Effects of DNA topoisomerase inhibitors on nonhomologous and homologous recombination in mammalian cells.

Abstract

To study the involvement of DNA topoisomerases in recombination in mammalian cells, we used gene transfer assays to examine the effects of DNA topoisomerase inhibitors on nonhomologous (illegitimate) and homologous recombination. The assays were performed by transfecting adenine phosphoribosyltransferase-deficient (APRT-) CHO cells with plasmids carrying the wild-type or mutant aprt genes and by treating the cells with the inhibitors, followed by subsequent cultivation to select for APRT-positive (APRT+) colonies. Treatments with DNA topoisomerase II inhibitors such as VP-16, VM-26, ICRF-193 resulted in a 3- to 5-fold stimulation of integration of both closed-circular and linearized plasmids carrying the wild-type aprt gene into the recipient genome through nonhomologous recombination. The same treatments also increased 6- to 9-fold and 3-fold the number of APRT+ recombinant colonies that were generated by cotransfecting two closed-circular plasmids with nonoverlapping defective aprt genes and their linearized equivalents, respectively.
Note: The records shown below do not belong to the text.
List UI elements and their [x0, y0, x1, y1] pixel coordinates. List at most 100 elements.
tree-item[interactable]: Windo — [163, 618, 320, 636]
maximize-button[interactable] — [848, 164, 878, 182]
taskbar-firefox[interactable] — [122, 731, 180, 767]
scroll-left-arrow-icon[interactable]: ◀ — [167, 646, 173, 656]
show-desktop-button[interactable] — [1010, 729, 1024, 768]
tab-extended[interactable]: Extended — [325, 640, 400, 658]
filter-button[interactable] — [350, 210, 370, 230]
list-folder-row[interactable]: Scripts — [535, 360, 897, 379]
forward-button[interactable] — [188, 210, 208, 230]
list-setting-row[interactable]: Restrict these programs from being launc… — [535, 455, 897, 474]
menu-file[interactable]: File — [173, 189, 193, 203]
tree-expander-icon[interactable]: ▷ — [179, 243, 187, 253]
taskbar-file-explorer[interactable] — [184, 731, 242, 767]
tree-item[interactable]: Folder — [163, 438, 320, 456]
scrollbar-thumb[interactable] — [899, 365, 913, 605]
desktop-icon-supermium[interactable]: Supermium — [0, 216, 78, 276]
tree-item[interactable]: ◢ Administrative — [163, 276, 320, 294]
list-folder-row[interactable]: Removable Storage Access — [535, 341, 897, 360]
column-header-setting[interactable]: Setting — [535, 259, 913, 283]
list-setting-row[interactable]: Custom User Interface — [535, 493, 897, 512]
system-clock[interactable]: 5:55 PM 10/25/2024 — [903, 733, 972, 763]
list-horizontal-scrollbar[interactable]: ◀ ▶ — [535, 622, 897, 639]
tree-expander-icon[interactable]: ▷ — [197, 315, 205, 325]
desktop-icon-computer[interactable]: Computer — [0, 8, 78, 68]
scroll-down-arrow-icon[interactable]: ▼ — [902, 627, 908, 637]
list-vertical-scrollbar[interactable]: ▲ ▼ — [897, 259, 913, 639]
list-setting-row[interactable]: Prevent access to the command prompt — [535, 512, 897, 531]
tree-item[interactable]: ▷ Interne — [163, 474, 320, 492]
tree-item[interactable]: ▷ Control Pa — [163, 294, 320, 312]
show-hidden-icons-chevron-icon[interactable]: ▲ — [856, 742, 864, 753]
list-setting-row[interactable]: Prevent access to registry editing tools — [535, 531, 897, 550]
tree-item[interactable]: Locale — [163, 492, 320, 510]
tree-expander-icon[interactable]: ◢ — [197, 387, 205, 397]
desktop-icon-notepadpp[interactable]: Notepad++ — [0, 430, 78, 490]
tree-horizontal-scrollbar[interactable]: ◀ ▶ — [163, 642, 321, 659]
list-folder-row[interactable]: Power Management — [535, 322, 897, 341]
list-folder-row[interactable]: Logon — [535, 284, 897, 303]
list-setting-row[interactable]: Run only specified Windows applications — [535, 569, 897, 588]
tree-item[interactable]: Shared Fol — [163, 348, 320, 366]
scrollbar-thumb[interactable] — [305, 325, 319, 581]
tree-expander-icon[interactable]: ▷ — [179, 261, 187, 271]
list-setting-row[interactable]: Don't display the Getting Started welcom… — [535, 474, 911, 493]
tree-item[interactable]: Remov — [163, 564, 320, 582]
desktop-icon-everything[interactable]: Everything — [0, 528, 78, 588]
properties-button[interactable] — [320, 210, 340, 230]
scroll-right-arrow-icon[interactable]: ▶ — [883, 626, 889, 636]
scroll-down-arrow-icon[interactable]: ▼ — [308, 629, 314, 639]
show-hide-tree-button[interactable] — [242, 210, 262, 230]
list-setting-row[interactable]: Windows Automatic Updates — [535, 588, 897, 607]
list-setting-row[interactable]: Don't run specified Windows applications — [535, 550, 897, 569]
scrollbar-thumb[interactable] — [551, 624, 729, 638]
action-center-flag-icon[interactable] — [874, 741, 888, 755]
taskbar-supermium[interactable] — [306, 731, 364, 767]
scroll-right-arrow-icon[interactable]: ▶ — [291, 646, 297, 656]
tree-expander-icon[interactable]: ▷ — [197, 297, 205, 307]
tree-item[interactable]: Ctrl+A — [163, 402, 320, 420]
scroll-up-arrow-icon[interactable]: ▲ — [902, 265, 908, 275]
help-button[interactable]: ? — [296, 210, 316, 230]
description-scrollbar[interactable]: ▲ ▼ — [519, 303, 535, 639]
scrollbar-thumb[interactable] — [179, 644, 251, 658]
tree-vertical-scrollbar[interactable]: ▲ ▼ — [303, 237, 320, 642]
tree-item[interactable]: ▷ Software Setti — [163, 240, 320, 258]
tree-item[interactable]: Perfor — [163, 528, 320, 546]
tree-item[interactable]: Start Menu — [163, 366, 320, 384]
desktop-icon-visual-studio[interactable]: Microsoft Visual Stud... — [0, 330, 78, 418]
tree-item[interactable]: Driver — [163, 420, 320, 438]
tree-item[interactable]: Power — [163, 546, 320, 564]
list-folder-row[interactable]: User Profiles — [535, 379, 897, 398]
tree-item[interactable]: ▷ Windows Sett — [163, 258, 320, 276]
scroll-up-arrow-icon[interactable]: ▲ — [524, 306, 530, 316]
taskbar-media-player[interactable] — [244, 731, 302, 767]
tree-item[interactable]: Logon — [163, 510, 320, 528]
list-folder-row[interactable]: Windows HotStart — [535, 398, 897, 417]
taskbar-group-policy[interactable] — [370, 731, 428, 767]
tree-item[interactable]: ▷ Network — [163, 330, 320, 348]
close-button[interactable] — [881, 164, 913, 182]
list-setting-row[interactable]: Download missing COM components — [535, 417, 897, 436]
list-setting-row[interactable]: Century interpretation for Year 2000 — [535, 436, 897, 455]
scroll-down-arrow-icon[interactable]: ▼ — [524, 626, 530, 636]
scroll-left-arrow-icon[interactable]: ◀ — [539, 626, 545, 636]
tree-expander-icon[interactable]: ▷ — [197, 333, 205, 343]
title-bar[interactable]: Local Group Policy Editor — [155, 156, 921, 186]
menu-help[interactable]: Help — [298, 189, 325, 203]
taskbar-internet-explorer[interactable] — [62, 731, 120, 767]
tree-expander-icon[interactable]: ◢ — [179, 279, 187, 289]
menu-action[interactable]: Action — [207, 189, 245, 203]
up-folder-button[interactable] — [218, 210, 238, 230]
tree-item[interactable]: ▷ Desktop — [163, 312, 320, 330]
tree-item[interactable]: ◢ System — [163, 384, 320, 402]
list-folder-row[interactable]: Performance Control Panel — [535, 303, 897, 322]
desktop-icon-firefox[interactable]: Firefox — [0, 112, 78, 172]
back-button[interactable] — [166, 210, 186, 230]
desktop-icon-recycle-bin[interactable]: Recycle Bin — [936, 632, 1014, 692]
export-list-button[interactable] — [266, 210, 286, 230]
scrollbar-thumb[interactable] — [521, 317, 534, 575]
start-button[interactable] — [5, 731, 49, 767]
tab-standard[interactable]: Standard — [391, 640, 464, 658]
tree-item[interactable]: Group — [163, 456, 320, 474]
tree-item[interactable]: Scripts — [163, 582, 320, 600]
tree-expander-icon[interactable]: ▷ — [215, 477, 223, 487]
However, this cotransfection assay involved intrinsically nonhomologous recombination processes; normalization of the frequencies by dividing them with those of the above nonhomologous recombination revealed 2-fold enhancement of homologous recombination events between the circular mutant genes but not between the linear ones. In contrast, DNA topoisomerase I inhibitor, camptothecin, showed no such effect on either recombination. From these results, we discuss the function of DNA topoisomerases on recombination in mammalian cells.